Considering the above-mentioned provisions, employers in the Republic of Serbia often have dilemmas with respect to the following:

  • Whether an opinion of a doctor (e.g., a doctor of a certain specialization or a specialist in occupational medicine) independently constitutes a decision on the assessment of employee’s work ability (in terms of Article 81, paragraph 2 of the Labour Law, with reference to Article 101 and 102 of the Labour Law) or is it only a reason, i.e., grounds for referring an employee to the assessment of work ability?
  • Is the body in charge of assessment of employee’s work ability (in terms of Article 81, paragraph 2 of the Labour Law, with reference to Article 101 and 102 of the Labour Law) the Occupational Medicine Service or National Employment Service? Is the employer’s decision on termination of employment agreement due to the lack of appropriate jobs according to the employee’s work ability assessment based on assessment and/or decision of a doctor from Occupational Medicine Service or the decision of the National Employment Service?
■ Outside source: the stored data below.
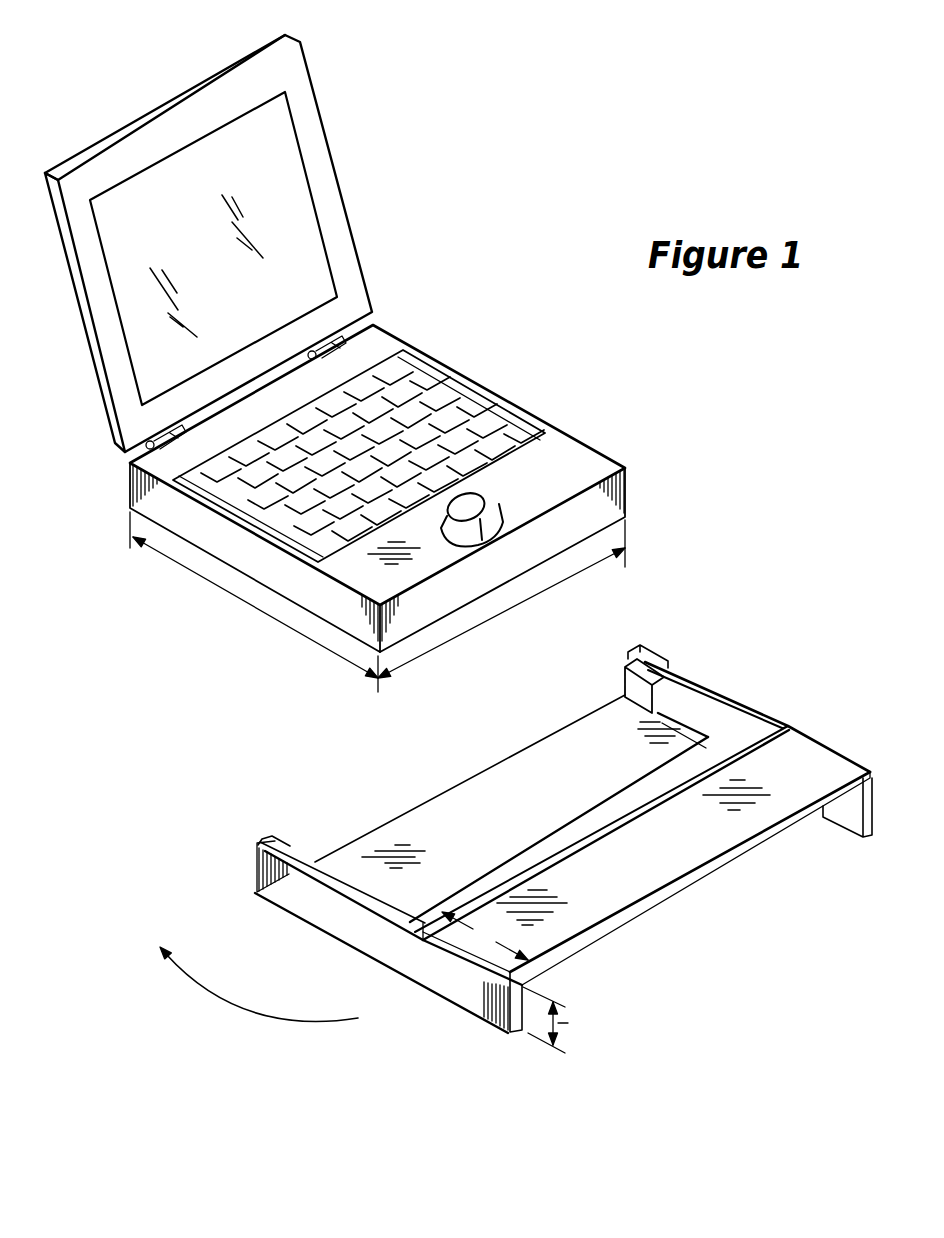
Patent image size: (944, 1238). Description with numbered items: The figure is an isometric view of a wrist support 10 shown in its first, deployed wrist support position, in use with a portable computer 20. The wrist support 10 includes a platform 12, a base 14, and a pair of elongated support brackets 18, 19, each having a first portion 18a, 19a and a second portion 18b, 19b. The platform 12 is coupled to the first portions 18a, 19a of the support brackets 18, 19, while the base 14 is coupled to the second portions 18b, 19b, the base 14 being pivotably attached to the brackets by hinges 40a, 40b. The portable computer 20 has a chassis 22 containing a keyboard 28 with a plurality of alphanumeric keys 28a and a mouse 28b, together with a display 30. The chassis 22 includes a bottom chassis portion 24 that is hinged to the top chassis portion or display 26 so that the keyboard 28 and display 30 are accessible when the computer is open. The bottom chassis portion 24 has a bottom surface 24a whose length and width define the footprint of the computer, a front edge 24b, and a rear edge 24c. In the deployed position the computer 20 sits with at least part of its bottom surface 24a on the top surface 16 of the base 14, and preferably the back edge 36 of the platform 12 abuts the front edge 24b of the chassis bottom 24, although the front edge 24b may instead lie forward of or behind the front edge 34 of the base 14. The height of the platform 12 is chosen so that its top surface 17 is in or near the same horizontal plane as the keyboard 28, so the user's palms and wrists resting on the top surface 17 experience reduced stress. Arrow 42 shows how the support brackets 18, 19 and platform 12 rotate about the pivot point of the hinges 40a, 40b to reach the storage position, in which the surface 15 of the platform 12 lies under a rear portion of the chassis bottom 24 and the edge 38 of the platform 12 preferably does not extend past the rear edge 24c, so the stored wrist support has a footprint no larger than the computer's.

The wrist support 10 is at (802, 712).
The platform 12 is at (820, 763).
The base 14 is at (485, 782).
The surface of the platform 15 is at (613, 955).
The top surface of the base 16 is at (553, 801).
The top surface of the platform 17 is at (637, 870).
The support bracket 18 is at (370, 943).
The first portion of support bracket 18a is at (485, 1005).
The second portion of support bracket 18b is at (267, 902).
The support bracket 19 is at (712, 713).
The first portion of support bracket 19a is at (848, 817).
The second portion of support bracket 19b is at (652, 663).
The portable computer 20 is at (535, 388).
The chassis 22 is at (585, 460).
The bottom chassis portion 24 is at (198, 535).
The bottom surface 24a is at (272, 588).
The front edge of the chassis bottom 24b is at (627, 484).
The rear edge of the chassis bottom 24c is at (128, 493).
The display 26 is at (305, 245).
The keyboard 28 is at (357, 577).
The alphanumeric keys 28a is at (445, 375).
The mouse 28b is at (493, 495).
The display 30 is at (330, 155).
The front edge of the base 34 is at (467, 873).
The back edge of the platform 36 is at (647, 798).
The edge of the platform 38 is at (742, 850).
The hinge 40a is at (268, 837).
The hinge 40b is at (625, 652).
The arrow 42 is at (242, 1008).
    Opinion of the competent ministry

The above stated doubts have been removed by the recent Opinion of the Ministry of Labour, Employment, Veteran and Social Affairs no. 011-00-00077/2023-21 of 17 March 2023, which reads:

  • The doctor’s report by itself cannot represent a decision on assessment of work ability. Namely, it is necessary to distinguish between the procedure carried out under the regulations in the field of health and safety at work (e.g., with regards to previous and periodical medical checks of employees at jobs with higher risk) and procedure conducted in individual administrative assessment procedure, i.e., assessment of work ability (and possibility of employment and/or maintenance of employment according to the Law on Professional Rehabilitation and Employment of Persons with Disabilities).
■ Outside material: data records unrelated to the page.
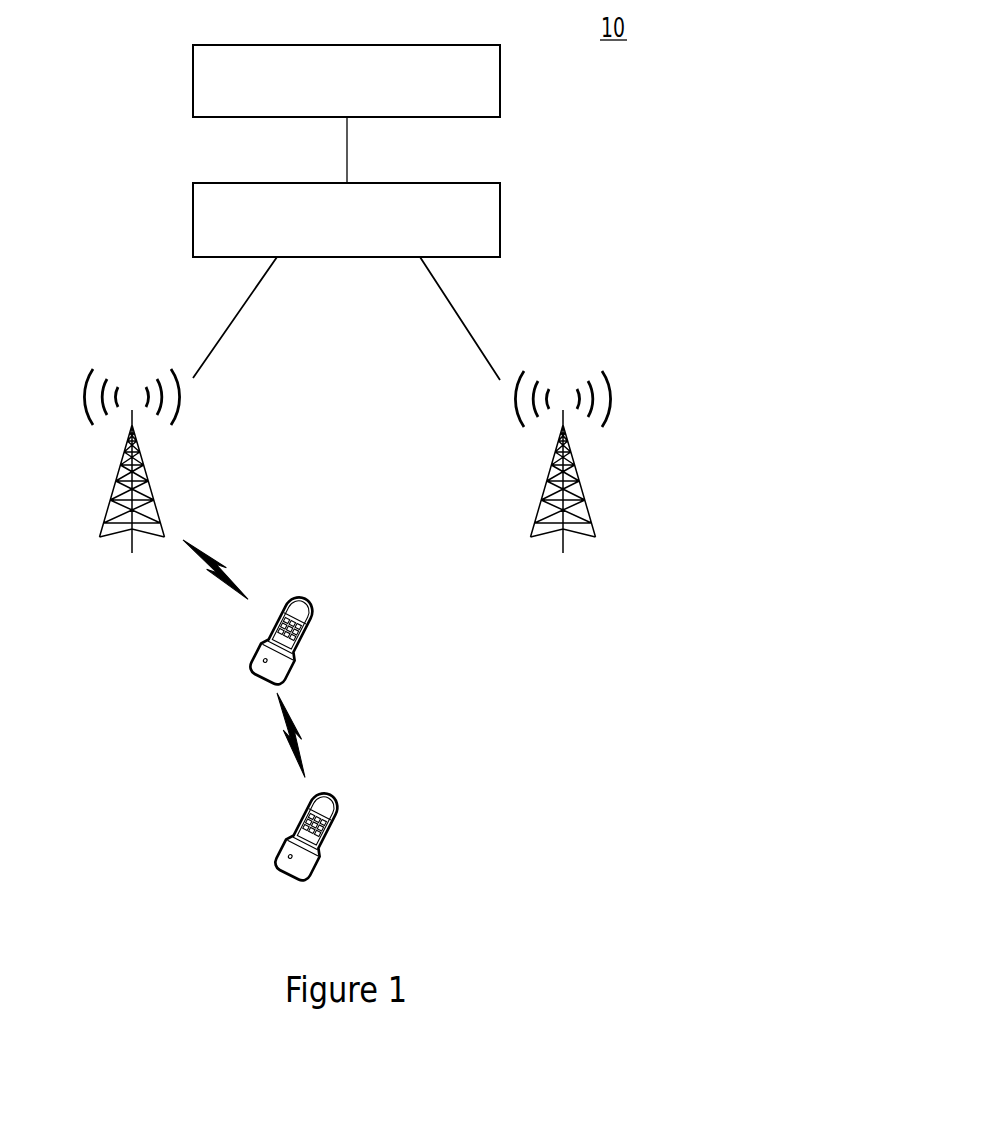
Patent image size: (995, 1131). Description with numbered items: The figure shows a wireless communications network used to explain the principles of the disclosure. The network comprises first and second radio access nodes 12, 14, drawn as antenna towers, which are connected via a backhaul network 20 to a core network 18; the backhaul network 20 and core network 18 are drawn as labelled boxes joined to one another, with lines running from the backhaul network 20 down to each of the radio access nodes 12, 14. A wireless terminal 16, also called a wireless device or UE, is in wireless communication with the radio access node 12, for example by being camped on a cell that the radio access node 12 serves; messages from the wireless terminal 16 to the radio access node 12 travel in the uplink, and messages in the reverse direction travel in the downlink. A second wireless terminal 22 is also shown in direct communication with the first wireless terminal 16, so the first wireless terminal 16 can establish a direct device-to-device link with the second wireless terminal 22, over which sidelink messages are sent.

The first radio access node 12 is at (102, 458).
The second radio access node 14 is at (590, 457).
The wireless terminal 16 is at (250, 628).
The core network 18 is at (193, 72).
The backhaul network 20 is at (193, 212).
The second wireless terminal 22 is at (275, 822).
  • In this sense, the body in charge of assessment of employee’s work ability is the National Employment Service, which enacts the decision on the assessed work ability and possibility of employment and/or maintenance of employment as delegated task, on the basis of findings and opinions/assessment of the expert body of the organisation in charge of pension and disability insurance matters (Republic Fund for Pension and Disability Insurance).
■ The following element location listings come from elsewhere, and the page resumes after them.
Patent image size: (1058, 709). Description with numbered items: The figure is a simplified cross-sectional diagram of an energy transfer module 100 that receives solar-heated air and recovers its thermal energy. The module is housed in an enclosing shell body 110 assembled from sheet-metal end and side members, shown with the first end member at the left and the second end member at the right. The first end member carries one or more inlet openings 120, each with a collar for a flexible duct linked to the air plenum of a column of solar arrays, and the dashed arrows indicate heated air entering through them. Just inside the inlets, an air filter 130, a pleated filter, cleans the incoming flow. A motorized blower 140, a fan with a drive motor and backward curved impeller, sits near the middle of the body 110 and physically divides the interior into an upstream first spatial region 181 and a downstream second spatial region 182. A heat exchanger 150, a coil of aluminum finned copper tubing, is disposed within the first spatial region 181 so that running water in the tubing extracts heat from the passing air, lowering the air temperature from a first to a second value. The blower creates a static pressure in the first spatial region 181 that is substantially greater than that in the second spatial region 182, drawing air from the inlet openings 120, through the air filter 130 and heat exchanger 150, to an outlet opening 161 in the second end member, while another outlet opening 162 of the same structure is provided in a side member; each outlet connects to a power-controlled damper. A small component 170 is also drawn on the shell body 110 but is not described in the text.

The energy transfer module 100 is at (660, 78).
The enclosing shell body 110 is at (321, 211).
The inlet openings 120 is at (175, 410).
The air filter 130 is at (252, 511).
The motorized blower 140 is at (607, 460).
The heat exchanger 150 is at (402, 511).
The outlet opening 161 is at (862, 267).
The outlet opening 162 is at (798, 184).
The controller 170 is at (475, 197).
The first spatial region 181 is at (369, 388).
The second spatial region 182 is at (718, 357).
  • Among other, the commission of the stated expert body includes the medical expert of relevant (or related) field of expertise depending on the work ability assessment and possibility of employment and/or maintenance of employment, considering the main disease, i.e., impairment of the employee whose ability is assessed, while medical documentation represents an integral part of the documentation enclosed with the request (and analysed), as well as the existing findings of the medical specialist.